« Un fil à la patte » sur France 2
Donc, mardi soir, France 2 a diffusé Un fil à la patte, pièce de Georges Feydeau, prétendument en direct, mais c’était un pur mensonge, et je l’ai démontré. N’y revenons pas, c’est inintéressant, les petits coups de pouce à la vérité, et l’on en est gavés, avec le fabuleux gouvernement que not’ bon maît’ nous a donné. Ce qui m’intéresse ici, c’est que la totalité des critiques se sont enthousiasmés pour cette pièce, et qu’il n’y a plus de places jusqu’à la fin de la saison en juin. J’ai donc enregistré l’émission, et je comptais en faire un DVD pour me la repasser à loisir jusqu’à la fin des temps. Eh bien non, cet enregistrement, je vais l’effacer.
Je ne dis pas que la mise en scène ou les acteurs étaient mauvais, c’est plutôt le contraire. Mais j’ai de sérieuses réserves sur certains choix de Jérôme Deschamps, directeur de l’Opéra-Comique et metteur en scène occasionnel à la Comédie-Française. Ma critique porte, non pas sur le respect des indications (très strictes) de l’auteur, qui, pour une fois, ont été suivies d’assez près ; elle porte sur le parti-pris de rendre les décors de plus en plus lugubres à mesure que l’action avançait (or l’Acte II, qui est le plus faible de la pièce, n’avait pas besoin de ça), et surtout sur la distribution.
Passons sur l’interprète de Lucette, le principal personnage féminin, autour de qui toute l’action tourne. Florence Viala n’est pas mauvaise du tout, et elle est assez jolie, mais elle n’a pas le piquant que montrait Sabine Haudepin, et on regrette cette excellente actrice (que Belmondo avait réclamée pour être sa partenaire dans Kean). Le personnage de Bois d’Enghien, le lâche de la pièce, est encore plus mal incarné, par un Hervé Pierre qui est tout sauf séduisant, or il doit être aimé de deux femmes, dans l’intrigue, et on ne croit pas du tout qu’avec son physique grassouillet, ce soit possible.
Mais le pire fut l’acteur qui incarnait Bouzin, et qui a enthousiasmé critiques et spectateurs. Or, je regrette, mais le jeu de Christian Hecq, qui oscille entre celui de Louis de Funès dans Oscar et de Jacques Villeret dans La soupe aux choux, est aux antipodes de son personnage tel que le définit le texte ! Si vous ne me croyez pas, lisez-le, ce texte, vous y constaterez que Feydeau ne lui fait faire aucune pitrerie, aucune acrobatie (quelques secondes avant la fin, il se jette dans la cage de l’escalier, et, vu la durée de sa chute, il se tue probablement !), et je suis persuadé que Feydeau l’aurait rapidement récusé en le taxant de cabotinage.

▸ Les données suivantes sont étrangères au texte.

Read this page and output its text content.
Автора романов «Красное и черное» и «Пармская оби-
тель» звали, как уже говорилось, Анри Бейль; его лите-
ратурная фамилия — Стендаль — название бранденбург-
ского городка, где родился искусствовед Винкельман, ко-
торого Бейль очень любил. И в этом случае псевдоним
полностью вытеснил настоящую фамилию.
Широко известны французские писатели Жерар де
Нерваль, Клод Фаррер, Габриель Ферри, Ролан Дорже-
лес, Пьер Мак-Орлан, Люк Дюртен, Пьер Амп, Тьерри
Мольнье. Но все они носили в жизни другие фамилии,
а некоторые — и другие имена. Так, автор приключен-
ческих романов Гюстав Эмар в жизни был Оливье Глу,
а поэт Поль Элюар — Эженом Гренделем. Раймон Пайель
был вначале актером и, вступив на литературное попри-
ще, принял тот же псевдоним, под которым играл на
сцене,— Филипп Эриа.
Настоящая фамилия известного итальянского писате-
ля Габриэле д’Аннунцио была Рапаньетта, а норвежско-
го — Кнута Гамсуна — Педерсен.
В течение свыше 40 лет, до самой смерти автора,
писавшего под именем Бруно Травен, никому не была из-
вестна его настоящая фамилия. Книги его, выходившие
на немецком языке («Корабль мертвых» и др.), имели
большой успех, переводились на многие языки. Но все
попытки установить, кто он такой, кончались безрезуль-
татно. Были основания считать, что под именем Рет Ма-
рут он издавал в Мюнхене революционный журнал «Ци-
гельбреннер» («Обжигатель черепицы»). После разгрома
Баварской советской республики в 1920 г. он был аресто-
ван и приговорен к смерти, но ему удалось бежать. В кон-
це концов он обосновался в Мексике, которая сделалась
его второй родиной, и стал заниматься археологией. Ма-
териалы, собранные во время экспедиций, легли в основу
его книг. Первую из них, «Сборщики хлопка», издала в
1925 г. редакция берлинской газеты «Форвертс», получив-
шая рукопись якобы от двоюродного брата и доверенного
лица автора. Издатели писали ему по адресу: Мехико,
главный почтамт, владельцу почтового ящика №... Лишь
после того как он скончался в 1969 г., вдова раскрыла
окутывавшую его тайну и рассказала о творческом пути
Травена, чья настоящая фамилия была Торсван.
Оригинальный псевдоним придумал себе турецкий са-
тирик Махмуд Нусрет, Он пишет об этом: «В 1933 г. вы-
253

C’est surprenant de la part de Deschamps, qui est le contraire d’un niais. Il n’a pas vu que l’auteur a prévu ceci : on rit de Bouzin, non pas à cause de ce qu’il fait, mais à cause de ce qu’on lui fait subir. C’est le souffre-douleur de la pièce, et le public est évidemment complice. Mais peut-être le metteur en scène a-t-il hésité, justement, à mouiller les spectateurs. Pourtant, c’est bien ce que faisait Feydeau, qui n’était pas un « gentil ».